Şimdi farklı sorgulama stratejilerinin performansını karşılaştıralım.

In [None]:
# Farklı stratejileri test et
def test_strategy(strategy_name, strategy, budget=1000):
    """Bir stratejiyi test et"""
    print(f"\n🧪 Testing {strategy_name} strategy...")
    
    # Kurban model sorgularını sıfırla
    victim_model.reset_query_log()
    
    # Extractor oluştur
    extractor = ModelExtractor(
        query_strategy=strategy,
        victim_api=victim_api,
        query_budget=budget
    )
    
    # Bilgi çıkar
    queries, responses = extractor.extract_knowledge(batch_size=32)
    
    # Basit clone model eğit
    clone = CloneModel("lightweight", 10, device)
    training_results = clone.train_with_stolen_data(
        queries, responses, epochs=15, learning_rate=0.01
    )
    
    # Test et
    test_inputs = torch.randn(200, 3, 32, 32)
    victim_out = victim_model.query(test_inputs)['probabilities']
    clone_out = clone.predict(test_inputs)['probabilities']
    
    similarity = calculate_model_similarity(victim_out, clone_out)
    
    return {
        'fidelity': similarity['fidelity'],
        'queries_used': extractor.query_count,
        'final_loss': training_results['final_loss'],
        'query_efficiency': similarity['fidelity'] / extractor.query_count * 1000
    }

# Stratejileri test et
strategies = {
    'Random (Uniform)': RandomQueryStrategy("uniform", (3, 32, 32)),
    'Random (Normal)': RandomQueryStrategy("normal", (3, 32, 32)),
    'Active Learning': ActiveLearningStrategy(500, "entropy")
}

results = {}
for name, strategy in strategies.items():
    results[name] = test_strategy(name, strategy, budget=800)

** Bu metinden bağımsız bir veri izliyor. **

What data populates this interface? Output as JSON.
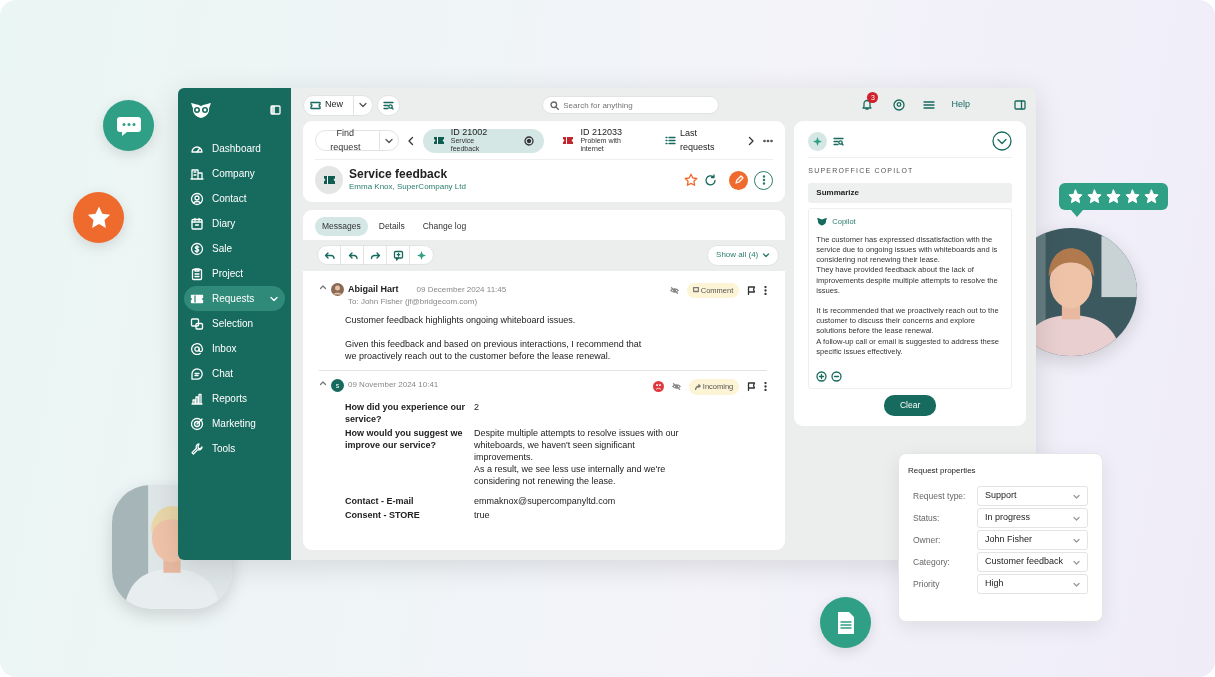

print("\n📊 Strategy Comparison Results:")
for name, result in results.items():
    print(f"\n{name}:")
    for metric, value in result.items():
        print(f"  {metric}: {value:.4f}")

In [None]:
# Strateji karşılaştırması görselleştirmesi
metrics = ['fidelity', 'query_efficiency', 'final_loss']
strategy_names = list(results.keys())

fig, axes = plt.subplots(1, 3, figsize=(15, 5))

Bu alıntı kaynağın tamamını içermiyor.